Philadelphia Criminal Law News

Tix for Sex: Susan Finkelstein Not Guilty of Prostitution

Two years ago, Phillies' fan Susan Finkelstein placed an ad on Craigslist looking to buy World Series tickets. But Finkelstein wasn't looking to pay with money. Instead, when an undercover cop responded to her ad, Finkelstein allegedly offered to pay with sex.

After her 2010 trial, Finkelstein was convicted of attempted prostitution. The woman appealed, and earlier this week the Superior Court of Pennsylvania overturned the prostitution charge, reports The Wall Street Journal.

In the original ad, Finkelstein posted: "Diehard Phillies fan--gorgeous tall buxom blonde--in desperate need of two World Series tickets.
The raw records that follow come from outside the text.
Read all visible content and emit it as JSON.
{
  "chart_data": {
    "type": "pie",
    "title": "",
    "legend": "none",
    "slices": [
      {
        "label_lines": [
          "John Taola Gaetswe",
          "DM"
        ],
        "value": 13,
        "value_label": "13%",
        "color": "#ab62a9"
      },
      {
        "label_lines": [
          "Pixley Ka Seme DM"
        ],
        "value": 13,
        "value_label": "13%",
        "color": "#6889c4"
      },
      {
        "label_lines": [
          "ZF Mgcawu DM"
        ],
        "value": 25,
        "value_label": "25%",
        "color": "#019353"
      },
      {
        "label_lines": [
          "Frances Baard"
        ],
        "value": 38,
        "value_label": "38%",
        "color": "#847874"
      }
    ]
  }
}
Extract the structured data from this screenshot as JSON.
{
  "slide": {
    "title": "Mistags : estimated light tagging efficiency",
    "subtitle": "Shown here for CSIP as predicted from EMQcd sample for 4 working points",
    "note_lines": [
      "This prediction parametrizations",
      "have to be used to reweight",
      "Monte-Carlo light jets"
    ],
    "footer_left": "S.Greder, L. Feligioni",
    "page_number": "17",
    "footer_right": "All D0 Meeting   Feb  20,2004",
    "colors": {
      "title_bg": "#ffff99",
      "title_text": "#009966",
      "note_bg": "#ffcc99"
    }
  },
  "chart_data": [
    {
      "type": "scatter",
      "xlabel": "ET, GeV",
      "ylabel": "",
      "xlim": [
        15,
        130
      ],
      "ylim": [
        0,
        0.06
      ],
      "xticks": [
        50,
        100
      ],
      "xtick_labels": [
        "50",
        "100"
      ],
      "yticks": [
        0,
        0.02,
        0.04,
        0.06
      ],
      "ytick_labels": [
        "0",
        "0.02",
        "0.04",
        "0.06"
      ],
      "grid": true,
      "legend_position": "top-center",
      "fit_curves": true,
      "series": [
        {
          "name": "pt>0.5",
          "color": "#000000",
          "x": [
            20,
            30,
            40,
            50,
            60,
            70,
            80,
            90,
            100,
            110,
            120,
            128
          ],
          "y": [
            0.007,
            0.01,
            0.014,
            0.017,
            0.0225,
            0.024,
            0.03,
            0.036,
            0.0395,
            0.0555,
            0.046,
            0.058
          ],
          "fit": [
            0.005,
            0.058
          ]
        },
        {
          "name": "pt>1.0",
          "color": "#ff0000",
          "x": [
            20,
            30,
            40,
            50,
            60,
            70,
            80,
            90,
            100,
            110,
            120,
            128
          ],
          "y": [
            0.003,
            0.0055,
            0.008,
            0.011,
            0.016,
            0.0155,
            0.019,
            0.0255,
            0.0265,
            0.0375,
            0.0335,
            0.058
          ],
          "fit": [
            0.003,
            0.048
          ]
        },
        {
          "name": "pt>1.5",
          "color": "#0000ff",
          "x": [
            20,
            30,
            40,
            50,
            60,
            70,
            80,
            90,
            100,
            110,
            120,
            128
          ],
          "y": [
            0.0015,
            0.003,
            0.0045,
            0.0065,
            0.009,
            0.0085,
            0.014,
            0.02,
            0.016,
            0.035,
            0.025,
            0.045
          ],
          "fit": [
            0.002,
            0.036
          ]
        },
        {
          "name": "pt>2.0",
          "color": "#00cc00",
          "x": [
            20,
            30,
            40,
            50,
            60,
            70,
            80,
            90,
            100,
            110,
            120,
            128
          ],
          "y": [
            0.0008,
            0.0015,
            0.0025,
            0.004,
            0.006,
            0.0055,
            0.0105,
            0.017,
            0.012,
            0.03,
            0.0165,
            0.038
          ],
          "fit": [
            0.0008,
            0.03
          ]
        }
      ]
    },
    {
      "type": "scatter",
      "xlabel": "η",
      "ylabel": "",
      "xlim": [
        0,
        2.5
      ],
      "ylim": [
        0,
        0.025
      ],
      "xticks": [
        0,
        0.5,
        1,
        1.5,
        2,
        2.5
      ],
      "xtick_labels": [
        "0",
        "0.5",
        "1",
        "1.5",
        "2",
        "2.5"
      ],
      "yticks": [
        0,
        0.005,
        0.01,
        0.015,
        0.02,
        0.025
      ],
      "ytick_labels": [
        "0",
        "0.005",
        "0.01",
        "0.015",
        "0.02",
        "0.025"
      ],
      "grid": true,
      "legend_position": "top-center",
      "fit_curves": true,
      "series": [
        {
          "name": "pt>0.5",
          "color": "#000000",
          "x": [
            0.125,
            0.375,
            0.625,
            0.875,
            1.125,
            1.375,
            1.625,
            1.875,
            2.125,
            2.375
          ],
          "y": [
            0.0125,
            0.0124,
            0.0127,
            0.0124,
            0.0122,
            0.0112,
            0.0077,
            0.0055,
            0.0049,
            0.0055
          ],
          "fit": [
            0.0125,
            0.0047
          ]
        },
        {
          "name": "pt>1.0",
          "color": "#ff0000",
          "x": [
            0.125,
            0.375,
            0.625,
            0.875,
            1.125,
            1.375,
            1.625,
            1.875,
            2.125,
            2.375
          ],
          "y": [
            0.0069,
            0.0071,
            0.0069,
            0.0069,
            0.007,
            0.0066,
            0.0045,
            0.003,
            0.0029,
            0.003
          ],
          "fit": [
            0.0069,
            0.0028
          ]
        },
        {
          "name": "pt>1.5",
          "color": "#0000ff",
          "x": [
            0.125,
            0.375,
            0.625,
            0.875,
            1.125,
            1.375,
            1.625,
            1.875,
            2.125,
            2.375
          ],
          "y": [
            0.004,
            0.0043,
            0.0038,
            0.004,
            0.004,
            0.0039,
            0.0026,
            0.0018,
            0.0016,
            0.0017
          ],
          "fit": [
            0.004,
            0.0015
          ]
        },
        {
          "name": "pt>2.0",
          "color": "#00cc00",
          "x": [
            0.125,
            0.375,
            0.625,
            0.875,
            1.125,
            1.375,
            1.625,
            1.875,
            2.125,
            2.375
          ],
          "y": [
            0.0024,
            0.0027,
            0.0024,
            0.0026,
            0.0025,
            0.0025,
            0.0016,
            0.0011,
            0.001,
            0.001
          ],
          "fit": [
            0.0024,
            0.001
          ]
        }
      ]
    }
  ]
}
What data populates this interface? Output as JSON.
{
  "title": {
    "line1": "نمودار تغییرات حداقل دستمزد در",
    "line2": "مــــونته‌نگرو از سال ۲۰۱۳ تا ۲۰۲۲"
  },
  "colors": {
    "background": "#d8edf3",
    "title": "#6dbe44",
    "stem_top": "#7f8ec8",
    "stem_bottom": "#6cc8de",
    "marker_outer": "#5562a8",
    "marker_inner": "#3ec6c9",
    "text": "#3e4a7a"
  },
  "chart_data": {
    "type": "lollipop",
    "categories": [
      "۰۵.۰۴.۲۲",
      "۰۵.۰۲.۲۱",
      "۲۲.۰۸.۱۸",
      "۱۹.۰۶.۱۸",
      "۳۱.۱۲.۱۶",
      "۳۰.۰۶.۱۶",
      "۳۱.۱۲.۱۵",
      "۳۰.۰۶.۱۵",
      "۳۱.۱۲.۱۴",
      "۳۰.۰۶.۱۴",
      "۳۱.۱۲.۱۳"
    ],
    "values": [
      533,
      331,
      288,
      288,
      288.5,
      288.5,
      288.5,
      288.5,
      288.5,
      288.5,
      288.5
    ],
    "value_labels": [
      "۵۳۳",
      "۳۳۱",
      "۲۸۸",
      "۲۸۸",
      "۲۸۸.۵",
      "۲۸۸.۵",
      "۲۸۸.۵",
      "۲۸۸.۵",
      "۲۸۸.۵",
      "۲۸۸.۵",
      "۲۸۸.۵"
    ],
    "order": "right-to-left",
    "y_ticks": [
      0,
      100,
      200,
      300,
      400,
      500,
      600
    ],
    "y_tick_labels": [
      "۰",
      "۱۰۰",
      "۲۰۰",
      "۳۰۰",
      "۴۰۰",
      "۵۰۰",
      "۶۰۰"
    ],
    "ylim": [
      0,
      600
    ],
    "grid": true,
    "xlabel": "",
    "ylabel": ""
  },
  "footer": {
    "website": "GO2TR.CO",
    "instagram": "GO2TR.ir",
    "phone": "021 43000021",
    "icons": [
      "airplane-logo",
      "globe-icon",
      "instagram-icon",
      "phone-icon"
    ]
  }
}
Price negotiable -- I'm the creative type! Maybe we can help each other!" reports the Journal.

The undercover cop replied to the ad and Finkelstein sent back three topless photos. After several more emails, Finkelstein basically indicated that she didn't plan to pay for the tickets with money and was offering something else. When the two met, Finkelstein was arrested and eventually convicted of attempted prostitution.

In Pennsylvania, prostitution generally means that someone engages in sexual activity as a business or spends time in public for the purpose of being hired for sex.

In this case, the court said that Susan Finkelstein's ad amounted to "private illicit sexual relations" but not prostitution. The court apparently made a distinction on what was "an open commercial sex trade" and found that the single Craigslist ad did not amount to a commercial activity.

So it seems that in Pennsylvania someone can agree to have sex for something of value, so long as that person does not it make it a habit.